Seattle Mariners

Walker delivers best start of big league career in Mariners’ 2-1 victory over Indians

This was step-up time for Taijuan Walker.

The Seattle Mariners had just put another starting pitcher, James Paxton, on the disabled list earlier Friday, and their rotation needed a shot in the arm.

Walker responded with the best start of his career in a 2-1 victory over the Cleveland Indians at Safeco Field.

He permitted just two hits, both singles, over eight shutout innings while striking out eight and walking none.

This was Walker, still just 22 years old, living up to his longtime billing as one of the game’s top prospects; the guy who pitched his way into the rotation with a dominant spring.

“I felt like in spring training,” he said, “I was in a rhythm. Today was (a matter of) trying to get back in that rhythm. I felt really good. I felt like I was back in spring form.”

Gone on this night was the guy who struggled through much of the season’s first two months in compiling a 7.33 ERA through nine previous starts.

“There is so much life to that fastball,” Indians manager Terry Francona said. “It was just a dominant fastball. He threw it four out of five pitches, but it was beating us for the most part.”

Fernando Rodney gave up one run in the ninth but stranded the tying run at third base in securing his 14th save in 16 opportunities. It was his first save opportunity since squandering a three-run lead Tuesday in the ninth inning at Tampa Bay.

It was one of Rodney’s typical high-wire escapes, though.

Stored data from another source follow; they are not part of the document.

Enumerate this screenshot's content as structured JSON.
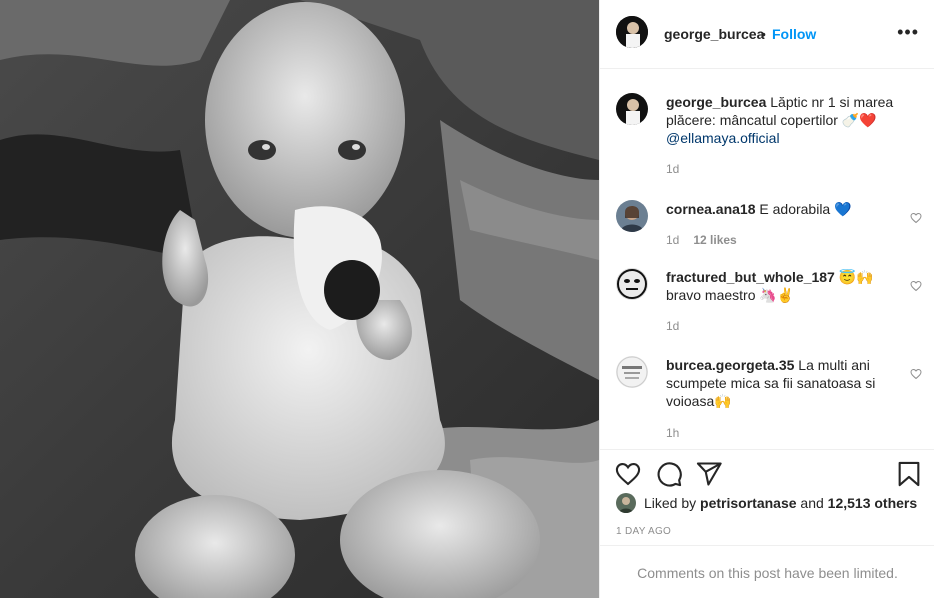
{
  "post": {
    "author": "george_burcea",
    "separator": "•",
    "follow_label": "Follow",
    "more_label": "•••",
    "photo_alt": "Black and white photo of a baby chewing a book",
    "caption_user": "george_burcea",
    "caption_text": "Lăptic nr 1 si marea plăcere: mâncatul copertilor 🍼❤️",
    "caption_mention": "@ellamaya.official",
    "caption_age": "1d"
  },
  "comments": [
    {
      "user": "cornea.ana18",
      "text": "E adorabila 💙",
      "age": "1d",
      "likes": "12 likes"
    },
    {
      "user": "fractured_but_whole_187",
      "text": "😇🙌",
      "text2": "bravo maestro 🦄✌️",
      "age": "1d",
      "likes": ""
    },
    {
      "user": "burcea.georgeta.35",
      "text": "La multi ani scumpete mica sa fii sanatoasa si voioasa🙌",
      "age": "1h",
      "likes": ""
    }
  ],
  "likes": {
    "prefix": "Liked by ",
    "user": "petrisortanase",
    "middle": " and ",
    "count": "12,513 others"
  },
  "date": "1 DAY AGO",
  "comments_limited": "Comments on this post have been limited.",
  "colors": {
    "accent": "#0095f6",
    "muted": "#8e8e8e",
    "heart": "#ed4956",
    "blue_heart": "#1d7bd8"
  }
}
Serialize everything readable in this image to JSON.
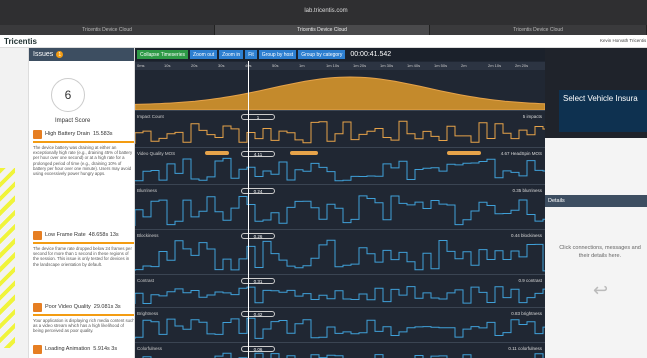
{
  "browser": {
    "url": "lab.tricentis.com",
    "tabs": [
      "Tricentis Device Cloud",
      "Tricentis Device Cloud",
      "Tricentis Device Cloud"
    ],
    "active_tab": 1
  },
  "app": {
    "brand": "Tricentis",
    "user": "Kevin Horvath Tricentis"
  },
  "issues": {
    "title": "Issues",
    "count": "1",
    "score": "6",
    "score_label": "Impact Score",
    "cards": [
      {
        "title": "High Battery Drain",
        "time": "15.583s",
        "text": "The device battery was draining at either an exceptionally high rate (e.g., draining 45% of battery per hour over one second) or at a high rate for a prolonged period of time (e.g., draining 10% of battery per hour over one minute). Users may avoid using excessively power hungry apps."
      },
      {
        "title": "Low Frame Rate",
        "time": "48.658s 13s",
        "text": "The device frame rate dropped below 24 frames per second for more than 1 second in these regions of the session. This issue is only tested for devices in the landscape orientation by default."
      },
      {
        "title": "Poor Video Quality",
        "time": "29.081s 3s",
        "text": "Your application is displaying rich media content such as a video stream which has a high likelihood of being perceived as poor quality."
      },
      {
        "title": "Loading Animation",
        "time": "5.914s 3s",
        "text": ""
      }
    ]
  },
  "toolbar": {
    "collapse": "Collapse Timeseries",
    "zoom_out": "Zoom out",
    "zoom_in": "Zoom in",
    "fit": "Fit",
    "group_host": "Group by host",
    "group_cat": "Group by category",
    "timer": "00:00:41.542"
  },
  "ticks": [
    "0ms",
    "10s",
    "20s",
    "30s",
    "40s",
    "50s",
    "1m",
    "1m 10s",
    "1m 20s",
    "1m 30s",
    "1m 40s",
    "1m 50s",
    "2m",
    "2m 10s",
    "2m 20s"
  ],
  "lanes": [
    {
      "name": "Impact Count",
      "value": "1",
      "right": "5 impacts"
    },
    {
      "name": "Video Quality MOS",
      "value": "4.11",
      "right": "4.67 HeadSpin MOS"
    },
    {
      "name": "Blurriness",
      "value": "0.24",
      "right": "0.35 blurriness"
    },
    {
      "name": "Blockiness",
      "value": "0.26",
      "right": "0.44 blockiness"
    },
    {
      "name": "Contrast",
      "value": "0.31",
      "right": "0.9 contrast"
    },
    {
      "name": "Brightness",
      "value": "0.42",
      "right": "0.83 brightness"
    },
    {
      "name": "Colorfulness",
      "value": "0.06",
      "right": "0.11 colorfulness"
    }
  ],
  "details": {
    "title": "Details",
    "hint": "Click connections, messages and their details here.",
    "preview_title": "Select Vehicle Insura"
  }
}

He retired the first two hitters, then issued a walk to Jason Kipnis and surrendered an RBI triple to Ryan Raburn before retiring Michael Brantley on a fly to right field.

Walker (2-5) needed to be as good as he was because Cleveland right-hander Trevor Bauer nearly matched him.

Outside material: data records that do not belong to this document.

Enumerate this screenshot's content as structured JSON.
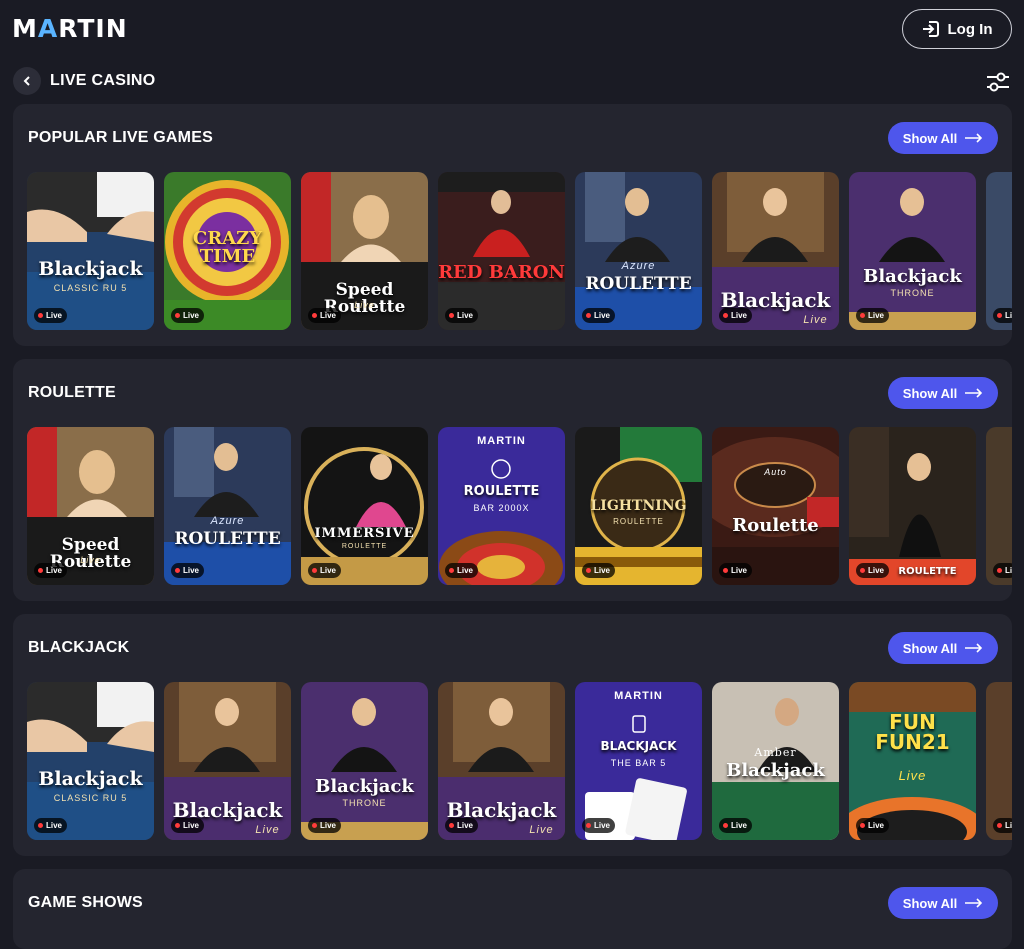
{
  "header": {
    "logo_pre": "M",
    "logo_accent": "A",
    "logo_post": "RTIN",
    "login_label": "Log In"
  },
  "page": {
    "title": "LIVE CASINO"
  },
  "colors": {
    "background": "#1a1b24",
    "panel": "#24252f",
    "accent": "#4e56ec",
    "live_dot": "#ff3b3b"
  },
  "sections": [
    {
      "title": "POPULAR LIVE GAMES",
      "show_all_label": "Show All",
      "cards": [
        {
          "label": "Blackjack",
          "sub": "CLASSIC RU 5",
          "live": "Live"
        },
        {
          "label": "CRAZY TIME",
          "sub": "",
          "live": "Live"
        },
        {
          "label": "Speed Roulette",
          "sub": "Live",
          "live": "Live"
        },
        {
          "label": "RED BARON",
          "sub": "",
          "live": "Live"
        },
        {
          "label": "ROULETTE",
          "sub": "Azure",
          "live": "Live"
        },
        {
          "label": "Blackjack",
          "sub": "Live",
          "live": "Live"
        },
        {
          "label": "Blackjack",
          "sub": "THRONE",
          "live": "Live"
        },
        {
          "label": "",
          "sub": "",
          "live": "Li"
        }
      ]
    },
    {
      "title": "ROULETTE",
      "show_all_label": "Show All",
      "cards": [
        {
          "label": "Speed Roulette",
          "sub": "Live",
          "live": "Live"
        },
        {
          "label": "ROULETTE",
          "sub": "Azure",
          "live": "Live"
        },
        {
          "label": "IMMERSIVE",
          "sub": "ROULETTE",
          "live": "Live"
        },
        {
          "label": "ROULETTE",
          "sub": "BAR 2000X",
          "live": "Live"
        },
        {
          "label": "LIGHTNING",
          "sub": "ROULETTE",
          "live": "Live"
        },
        {
          "label": "Roulette",
          "sub": "Auto",
          "live": "Live"
        },
        {
          "label": "ROULETTE",
          "sub": "",
          "live": "Live"
        },
        {
          "label": "",
          "sub": "",
          "live": "Li"
        }
      ]
    },
    {
      "title": "BLACKJACK",
      "show_all_label": "Show All",
      "cards": [
        {
          "label": "Blackjack",
          "sub": "CLASSIC RU 5",
          "live": "Live"
        },
        {
          "label": "Blackjack",
          "sub": "Live",
          "live": "Live"
        },
        {
          "label": "Blackjack",
          "sub": "THRONE",
          "live": "Live"
        },
        {
          "label": "Blackjack",
          "sub": "Live",
          "live": "Live"
        },
        {
          "label": "BLACKJACK",
          "sub": "THE BAR 5",
          "live": "Live"
        },
        {
          "label": "Blackjack",
          "sub": "Amber",
          "live": "Live"
        },
        {
          "label": "FUN FUN21",
          "sub": "Live",
          "live": "Live"
        },
        {
          "label": "",
          "sub": "",
          "live": "Li"
        }
      ]
    },
    {
      "title": "GAME SHOWS",
      "show_all_label": "Show All",
      "cards": []
    }
  ],
  "card_brand_label": "MARTIN"
}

Bauer had struck out four in a row in a 0-0 game when Nelson Cruz pulled a one-out single through the left side in the sixth inning.

Seth Smith followed with a no-doubt blast to right field — 411 feet — on a 2-1 cut fastball for a two-run homer and a 2-0 lead. It was his fifth homer of the season. And it was, as it turned out, just enough.

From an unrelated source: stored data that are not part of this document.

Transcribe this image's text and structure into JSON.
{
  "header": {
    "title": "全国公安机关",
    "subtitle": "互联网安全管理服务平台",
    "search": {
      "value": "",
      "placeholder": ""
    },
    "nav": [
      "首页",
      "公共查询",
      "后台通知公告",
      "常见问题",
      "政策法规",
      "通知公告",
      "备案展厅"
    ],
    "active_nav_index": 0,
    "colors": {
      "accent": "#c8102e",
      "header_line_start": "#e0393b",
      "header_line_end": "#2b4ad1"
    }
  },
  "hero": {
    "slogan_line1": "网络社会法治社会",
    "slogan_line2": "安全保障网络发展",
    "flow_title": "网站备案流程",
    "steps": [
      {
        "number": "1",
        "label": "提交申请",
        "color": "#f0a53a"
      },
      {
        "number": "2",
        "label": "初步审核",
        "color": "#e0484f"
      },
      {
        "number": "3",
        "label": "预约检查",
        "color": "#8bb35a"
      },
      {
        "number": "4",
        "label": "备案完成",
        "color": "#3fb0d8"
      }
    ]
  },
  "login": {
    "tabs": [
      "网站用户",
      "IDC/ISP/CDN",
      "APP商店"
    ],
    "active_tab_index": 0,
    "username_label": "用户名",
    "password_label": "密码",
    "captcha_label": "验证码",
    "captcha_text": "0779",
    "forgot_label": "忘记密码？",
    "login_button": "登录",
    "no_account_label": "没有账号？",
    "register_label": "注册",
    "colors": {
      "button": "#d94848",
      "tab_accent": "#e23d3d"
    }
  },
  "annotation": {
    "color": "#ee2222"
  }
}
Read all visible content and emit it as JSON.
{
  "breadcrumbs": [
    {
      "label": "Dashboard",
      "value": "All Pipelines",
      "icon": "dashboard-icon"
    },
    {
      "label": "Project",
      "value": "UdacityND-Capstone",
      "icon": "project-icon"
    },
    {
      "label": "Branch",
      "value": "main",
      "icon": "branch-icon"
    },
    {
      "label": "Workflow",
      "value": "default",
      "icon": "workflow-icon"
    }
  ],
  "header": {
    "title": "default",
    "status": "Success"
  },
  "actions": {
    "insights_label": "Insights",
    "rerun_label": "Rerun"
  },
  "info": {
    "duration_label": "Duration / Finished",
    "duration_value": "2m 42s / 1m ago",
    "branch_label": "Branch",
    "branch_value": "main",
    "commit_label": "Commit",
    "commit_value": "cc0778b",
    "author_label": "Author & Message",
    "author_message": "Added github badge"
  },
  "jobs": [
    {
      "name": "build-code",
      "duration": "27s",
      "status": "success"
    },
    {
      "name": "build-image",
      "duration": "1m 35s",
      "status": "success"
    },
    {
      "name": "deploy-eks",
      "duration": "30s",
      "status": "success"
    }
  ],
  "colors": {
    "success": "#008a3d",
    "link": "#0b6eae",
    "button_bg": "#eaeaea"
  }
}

“You’re hoping to get something over the plate,” Smith said. “You don’t know what it’s going to be. You just hope you’re in a good place for a good swing, and it shows up in a place you want to hit it.

Walker responded with a shutdown seventh inning — thanks to a backhanded web-gem catch by left fielder Dustin Ackley on Brantley’s twisting one-out drive into the corner.

Bauer (4-2) struck out 10 while allowing six hits and just the two runs in seven innings. The Indians used three relievers in the eighth, when the Mariners mounted — but couldn’t cash in — a two-on, one-out threat.

The victory pulled the Mariners back to .500 at 24-24. They have not been above .500 since they were 1-0 after Felix Hernandez beat the Los Angeles Angels in the season opener.

Seattle manager Lloyd McClendon, when asked why he pulled Walker after 102 pitches, responded with a stout defense of Rodney, whose ERA now stands at 7.08.

“There were a lot of factors in getting (Walker) out of there,” McClendon said. “Obviously, 102 pitches for a young pitcher. Tremendous outing. Something to really build on for his next start.

“The fact that my closer is 62 out of 66 (in save opportunities since the start of the 2014 season) had a lot to do with it. I want to touch on that. People talk about your closer, and you ought to get another closer.

“If somebody told me, ‘I can get you a closer. He’s going to be here the next two years, and he’s going to be 62 out of 66.’ I don’t think anybody in this room would say don’t go get that guy.

“Then when he blows a couple, you want to blow it up and get somebody else. I think that’s an unfair shot. I don’t like that.

“ERAs mean nothing when it comes to closers. What matters is whether or not you can get it done and close the game out.”